Once a message file has been completely downloaded, the program “parses” it, looking for MIME text and HTML sections, MIME attachments, uuencode attachments, or yenc attachments. If the message has sections or attachments, that information will be recorded in proprietary X-Pineapple-Section headers. There will be one header for each MIME section or attachment found in the message. The header records what type of section was found, along with the exact byte offset in the file where the section starts. That way, when the program needs to access that section later on, it can jump right to it, rather than reading the entire file.
Unfortunately, whenever you’ve got two copies of identical data, it’s possible for them to get out of sync. For example, you could invalidate a message file’s cached section data by opening it in a text editor and adding a few new lines at the top. That would change the byte offsets of everything that comes after the spot where you added new text. If the file has attachments, the program would lose its ability to decode them. If it has MIME text and HTML sections, the program would not even be able to display the message properly.
I added the reindex feature to fix stale cache databases. The equivalent feature for fixing a message file’s section data is the reparse command. It adds or repairs the necessary pineapple state headers, and updates type and creator codes, if a message file doesn’t already have them.
Reparsing is also useful for importing messages from other programs into the Pineapple News message store. If you’ve got messages to import, save them in text files that have the .pmsg extension. Pineapple messages normally have LF line ends, but the program is very tolerant on this point. Imported messages can have any type of line ends: CR, LF, or CRLF. You can even have more than one type of line ending in a single message file and the program will still read it properly. Move the messages into saved folders, reparse them, and they’ll be indistinguishable from ones that were downloaded natively.
It’s possible to reparse just one or two messages at a time. First, select the messages you want to reparse. From the Message menu, pick “Reparse,” then “Selected.” This is not recommended, though. Reparsing a message file may change its state data in such a way that would require its cache database entry to be re-written, but parsing in ones and twos will not update the cache database. Orchestrating the data exchange necessary to make such a feature work is just too much trouble for something that almost nobody will ever use.

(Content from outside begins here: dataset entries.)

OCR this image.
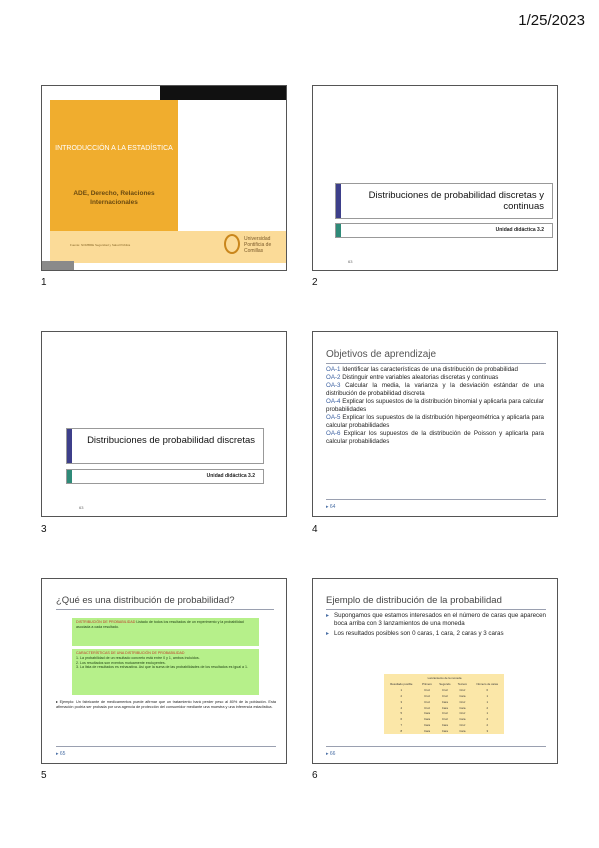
1/25/2023
INTRODUCCIÓN A LA ESTADÍSTICA
ADE, Derecho, Relaciones Internacionales
Fuente: NOMBRE Seguridad y Salud Pública
Universidad Pontificia de Comillas
1
Distribuciones de probabilidad discretas y continuas
Unidad didáctica 3.2
63
2
Distribuciones de probabilidad discretas
Unidad didáctica 3.2
63
3
Objetivos de aprendizaje
OA-1 Identificar las características de una distribución de probabilidad
OA-2 Distinguir entre variables aleatorias discretas y continuas
OA-3 Calcular la media, la varianza y la desviación estándar de una distribución de probabilidad discreta
OA-4 Explicar los supuestos de la distribución binomial y aplicarla para calcular probabilidades
OA-5 Explicar los supuestos de la distribución hipergeométrica y aplicarla para calcular probabilidades
OA-6 Explicar los supuestos de la distribución de Poisson y aplicarla para calcular probabilidades
▸ 64
4
¿Qué es una distribución de probabilidad?
DISTRIBUCIÓN DE PROBABILIDAD Listado de todos los resultados de un experimento y la probabilidad asociada a cada resultado.
CARACTERÍSTICAS DE UNA DISTRIBUCIÓN DE PROBABILIDAD
1. La probabilidad de un resultado concreto está entre 0 y 1, ambos incluidos.
2. Los resultados son eventos mutuamente excluyentes.
3. La lista de resultados es exhaustiva. Así que la suma de las probabilidades de los resultados es igual a 1.
▸ Ejemplo: Un fabricante de medicamentos puede afirmar que un tratamiento hará perder peso al 80% de la población. Esta afirmación podría ser probada por una agencia de protección del consumidor mediante una muestra y una inferencia estadística.
▸ 65
5
Ejemplo de distribución de la probabilidad
▸ Supongamos que estamos interesados en el número de caras que aparecen boca arriba con 3 lanzamientos de una moneda
▸ Los resultados posibles son 0 caras, 1 cara, 2 caras y 3 caras
	Lanzamiento de la moneda			
Resultado posible	Primero	Segundo	Tercero	Número de caras
1	Cruz	Cruz	Cruz	0
2	Cruz	Cruz	Cara	1
3	Cruz	Cara	Cruz	1
4	Cruz	Cara	Cara	2
5	Cara	Cruz	Cruz	1
6	Cara	Cruz	Cara	2
7	Cara	Cara	Cruz	2
8	Cara	Cara	Cara	3
▸ 66
6
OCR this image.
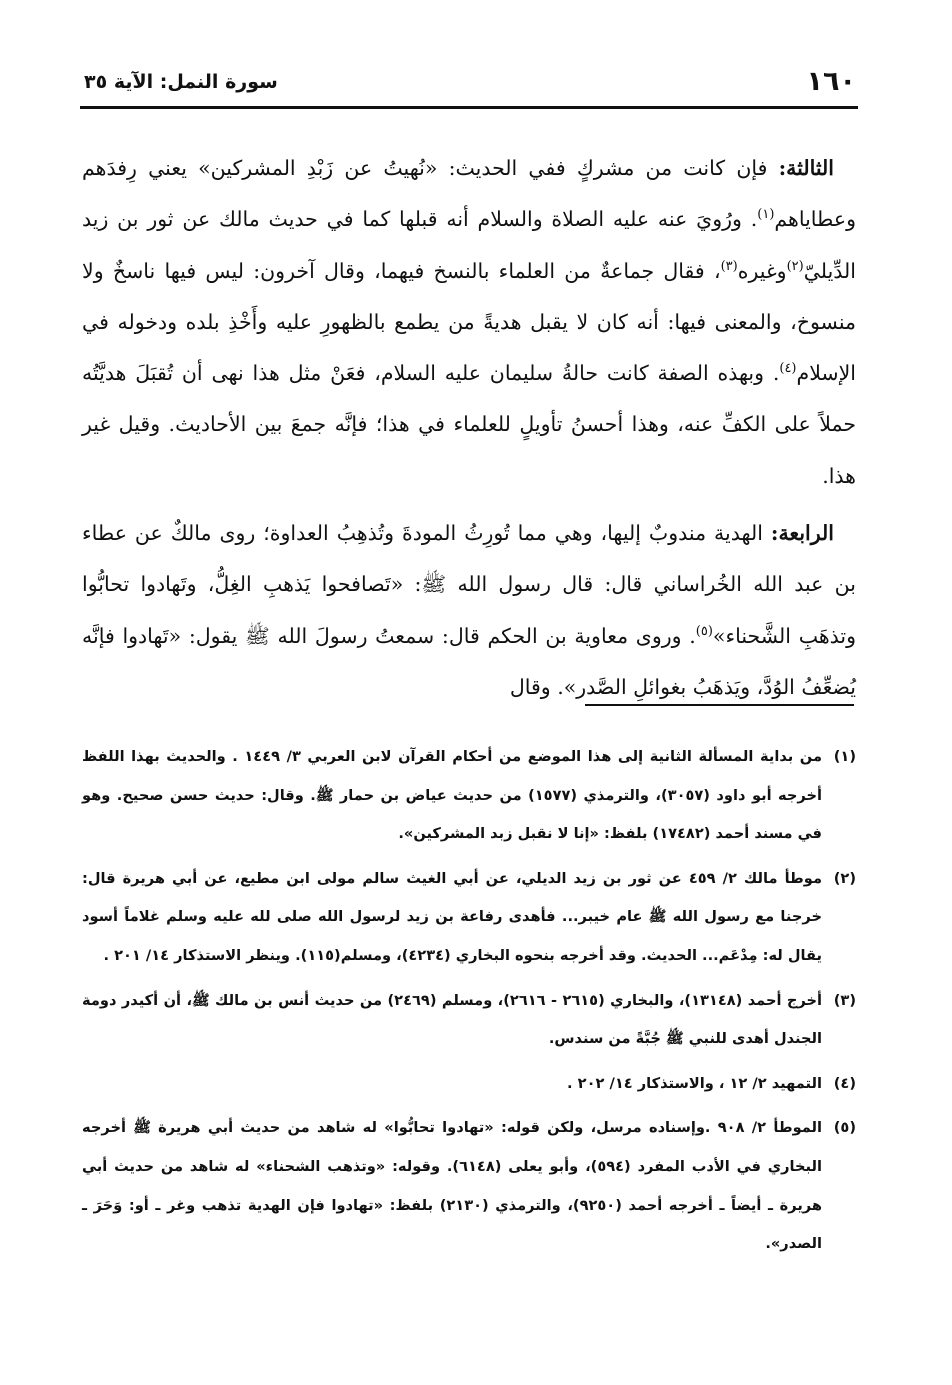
١٦٠
سورة النمل: الآية ٣٥

الثالثة: فإن كانت من مشركٍ ففي الحديث: «نُهيتُ عن زَبْدِ المشركين» يعني رِفدَهم وعطاياهم$^{(١)}$. ورُويَ عنه عليه الصلاة والسلام أنه قبلها كما في حديث مالك عن ثور بن زيد الدِّيليّ$^{(٢)}$وغيره$^{(٣)}$، فقال جماعةٌ من العلماء بالنسخ فيهما، وقال آخرون: ليس فيها ناسخٌ ولا منسوخ، والمعنى فيها: أنه كان لا يقبل هديةً من يطمع بالظهورِ عليه وأَخْذِ بلده ودخوله في الإسلام$^{(٤)}$. وبهذه الصفة كانت حالةُ سليمان عليه السلام، فعَنْ مثل هذا نهى أن تُقبَلَ هديَّتُه حملاً على الكفِّ عنه، وهذا أحسنُ تأويلٍ للعلماء في هذا؛ فإنَّه جمعَ بين الأحاديث. وقيل غير هذا.

الرابعة: الهدية مندوبٌ إليها، وهي مما تُورِثُ المودةَ وتُذهِبُ العداوة؛ روى مالكٌ عن عطاء بن عبد الله الخُراساني قال: قال رسول الله ﷺ: «تَصافحوا يَذهبِ الغِلُّ، وتَهادوا تحابُّوا وتذهَبِ الشَّحناء»$^{(٥)}$. وروى معاوية بن الحكم قال: سمعتُ رسولَ الله ﷺ يقول: «تَهادوا فإنَّه يُضعِّفُ الوُدَّ، ويَذهَبُ بغوائلِ الصَّدر». وقال

(١)
من بداية المسألة الثانية إلى هذا الموضع من أحكام القرآن لابن العربي ٣/ ١٤٤٩ . والحديث بهذا اللفظ أخرجه أبو داود (٣٠٥٧)، والترمذي (١٥٧٧) من حديث عياض بن حمار ﷺ. وقال: حديث حسن صحيح. وهو في مسند أحمد (١٧٤٨٢) بلفظ: «إنا لا نقبل زبد المشركين».
(٢)
موطأ مالك ٢/ ٤٥٩ عن ثور بن زيد الديلي، عن أبي الغيث سالم مولى ابن مطيع، عن أبي هريرة قال: خرجنا مع رسول الله ﷺ عام خيبر... فأهدى رفاعة بن زيد لرسول الله صلى لله عليه وسلم غلاماً أسود يقال له: مِدْعَم... الحديث. وقد أخرجه بنحوه البخاري (٤٢٣٤)، ومسلم(١١٥). وينظر الاستذكار ١٤/ ٢٠١ .
(٣)
أخرج أحمد (١٣١٤٨)، والبخاري (٢٦١٥ - ٢٦١٦)، ومسلم (٢٤٦٩) من حديث أنس بن مالك ﷺ، أن أكيدر دومة الجندل أهدى للنبي ﷺ جُبَّةً من سندس.
(٤)
التمهيد ٢/ ١٢ ، والاستذكار ١٤/ ٢٠٢ .
(٥)
الموطأ ٢/ ٩٠٨ .وإسناده مرسل، ولكن قوله: «تهادوا تحابُّوا» له شاهد من حديث أبي هريرة ﷺ أخرجه البخاري في الأدب المفرد (٥٩٤)، وأبو يعلى (٦١٤٨). وقوله: «وتذهب الشحناء» له شاهد من حديث أبي هريرة ـ أيضاً ـ أخرجه أحمد (٩٢٥٠)، والترمذي (٢١٣٠) بلفظ: «تهادوا فإن الهدية تذهب وغر ـ أو: وَحَرَ ـ الصدر».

Instead, you are encouraged to reparse an entire folder-full of messages at once. From the File menu, pick “Folder,” then “Reparse.” The program will reparse every message in the current folder, then reindex the entire folder as well, which ensures that every message will have its cache database entry rewritten. Just as with reindexing, you can queue up as many folders as you like for reparsing, which will take place in the background.
Fair warning: reparsing takes a long, long time. Let’s consider a worst-case example. Say you’ve got a folder with 4,000 messages, each one 10,000 lines long. I wouldn’t be surprised if such a folder takes eight hours to reparse. This is something that should almost never have to be done in a system that’s operating properly, so there is little incentive for me to optimize it.